В мглистом, зловонном воздухе тускло светилось маленькое зарешеченное окошечко под потолком. Черный от многолетней грязи пол, покрытые соломой и тряпьем нары, на которых сидели нечесаные, опухшие женщины в лохмотьях, осклизлые стены — все это было бы дурным сном, бредовым кошмаром, если бы не было так реально: женская камера тюрьмы. И снова, как вчера, мелькнула мысль: да полно, может ли это быть в самом деле? Да не кошмарный ли все это сон?
— А нам все едино: красные чи белые, веселые чи квелые, — говорила ей одна из ее новых подруг, с неожиданно молоденьким для ее громадного бесформенного тела личиком, когда они, сидя рядом, доскребывали жиденькую кашу из металлических мисок. — Красные были — посадили, белые пришли — не выпустили, а что, при царе нашу сестру не гоняли, что ли? Не подмажешь квартального — и будьте добры на отсидку, и при Керенском таскали. А через что садят, спрашивается? Каждому кобелю до моей юбки дело есть, а мне заработать надо или нет? Или задаром пускать?
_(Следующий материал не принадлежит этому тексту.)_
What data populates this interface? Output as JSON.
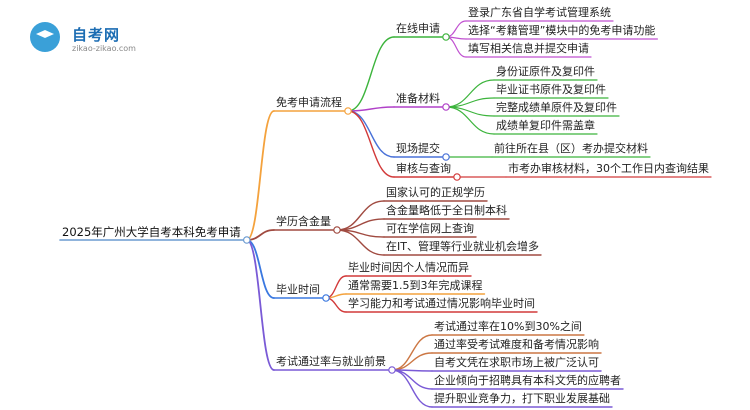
{
  "brand": {
    "name": "自考网",
    "domain": "zikao-zikao.com"
  },
  "colors": {
    "root_line": "#6b9bd1",
    "process": "#f4a23d",
    "online": "#3cb43c",
    "materials": "#b040c8",
    "onsite": "#4a72d8",
    "review": "#d23a3a",
    "degree": "#a04a40",
    "graduation": "#3a78e0",
    "pass_rate": "#7a5ad6",
    "online_leaf": "#c050d0",
    "materials_leaf": "#3cb43c",
    "pass_leaf": "#cc7744"
  },
  "mindmap": {
    "root": "2025年广州大学自考本科免考申请",
    "branches": [
      {
        "label": "免考申请流程",
        "children": [
          {
            "label": "在线申请",
            "children": [
              "登录广东省自学考试管理系统",
              "选择“考籍管理”模块中的免考申请功能",
              "填写相关信息并提交申请"
            ]
          },
          {
            "label": "准备材料",
            "children": [
              "身份证原件及复印件",
              "毕业证书原件及复印件",
              "完整成绩单原件及复印件",
              "成绩单复印件需盖章"
            ]
          },
          {
            "label": "现场提交",
            "children": [
              "前往所在县（区）考办提交材料"
            ]
          },
          {
            "label": "审核与查询",
            "children": [
              "市考办审核材料，30个工作日内查询结果"
            ]
          }
        ]
      },
      {
        "label": "学历含金量",
        "children": [
          "国家认可的正规学历",
          "含金量略低于全日制本科",
          "可在学信网上查询",
          "在IT、管理等行业就业机会增多"
        ]
      },
      {
        "label": "毕业时间",
        "children": [
          "毕业时间因个人情况而异",
          "通常需要1.5到3年完成课程",
          "学习能力和考试通过情况影响毕业时间"
        ]
      },
      {
        "label": "考试通过率与就业前景",
        "children": [
          "考试通过率在10%到30%之间",
          "通过率受考试难度和备考情况影响",
          "自考文凭在求职市场上被广泛认可",
          "企业倾向于招聘具有本科文凭的应聘者",
          "提升职业竞争力，打下职业发展基础"
        ]
      }
    ]
  }
}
— Ты молчи, Зинка, — со смехом перебила ее другая, — али мы не знаем, как ты пьяного-то насквозь вычистила? — И все женщины, в том числе и Зинка, дружно захохотали.
— А чего же добру пропадать, коли само в руки идет? — весело ответила она. — Вот на исподники его, это я, верно, зазря польстилась, от жадности, вот он шум и поднял, когда проспался да в канаве очнулся.
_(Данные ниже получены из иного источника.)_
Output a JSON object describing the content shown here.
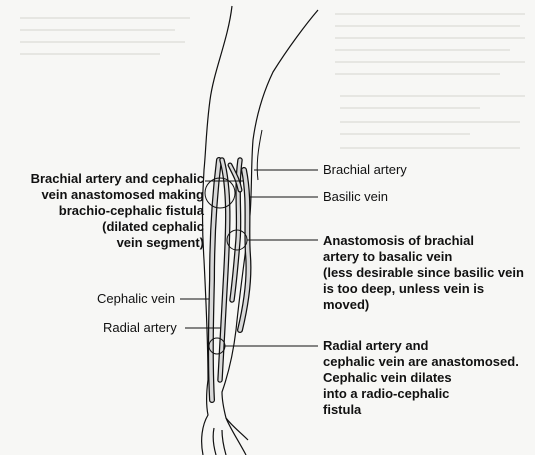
{
  "labels": {
    "fistula_left": "Brachial artery and cephalic\nvein anastomosed making\nbrachio-cephalic fistula\n(dilated cephalic\nvein segment)",
    "cephalic_vein": "Cephalic vein",
    "radial_artery": "Radial artery",
    "brachial_artery": "Brachial artery",
    "basilic_vein": "Basilic vein",
    "anastomosis_basilic": "Anastomosis of brachial\nartery to basalic vein\n(less desirable since basilic vein\nis too deep, unless vein is moved)",
    "radio_cephalic": "Radial artery and\ncephalic vein are anastomosed.\nCephalic vein dilates\ninto a radio-cephalic\nfistula"
  },
  "colors": {
    "line": "#111111",
    "vessel_fill": "#d9d9d9",
    "background": "#f7f7f5",
    "bleed_text": "#e6e6e2"
  }
}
— Ой, не могу, — давилась от смеха ее подруга, — в каком же это он виде явился к тебе с понятыми, срам-то хоть прикрывал рукой или уж ничего не стыдился? И-хи-хи!..
Страшный мир, ведомый Наташе лишь из книг, открылся ей в камере. Все наперебой стали рассказывать, за что они попали в тюрьму: каждая, конечно, преуменьшала свои проступки, а иные клялись, что они и вовсе невинны, но тут же подруги без стеснения раскрывали причины их ареста.
Люди чувствуют человеческую доброту и участие, люди, каковы бы они ни были, безошибочно распознают в другом большую участливую душу… К вечеру, когда уже горела под низким потолком крошечная, чадная и вонючая коптилка, бесшабашная Зинка вдруг как споткнулась — прервала свой залихватский рассказ, сколько всякого добра она однажды заработала, пропустив за ночь у вокзала чуть ли не взвод солдат, возвращавшихся с фронта, — она увидала нескрываемые сострадание и боль на лице у Наташи. Оживление покинуло женщину, из огромного тела как будто разом вынули кости, и она, упав маленькой своей головой ей на колени, запричитала, заплакала:
— Милая ты моя, розочка ты наша светлая! Попала ты в помойку к нам, гнилым веникам, за людей пострадала! И не слушай меня, что я хвастаюсь, все равно лежать мне, как падали, не видать в жизни солнышка!..
— Наташка, а парень-то у тебя есть какой, чтобы любил тебя и ждал, как в книжках пишут? — вдруг жадно спросила ее Марфутка-рецидивистка.
И не знал, не ведал Григорий в эту темную ночь и представить себе не мог, где и как звучит сейчас его имя!..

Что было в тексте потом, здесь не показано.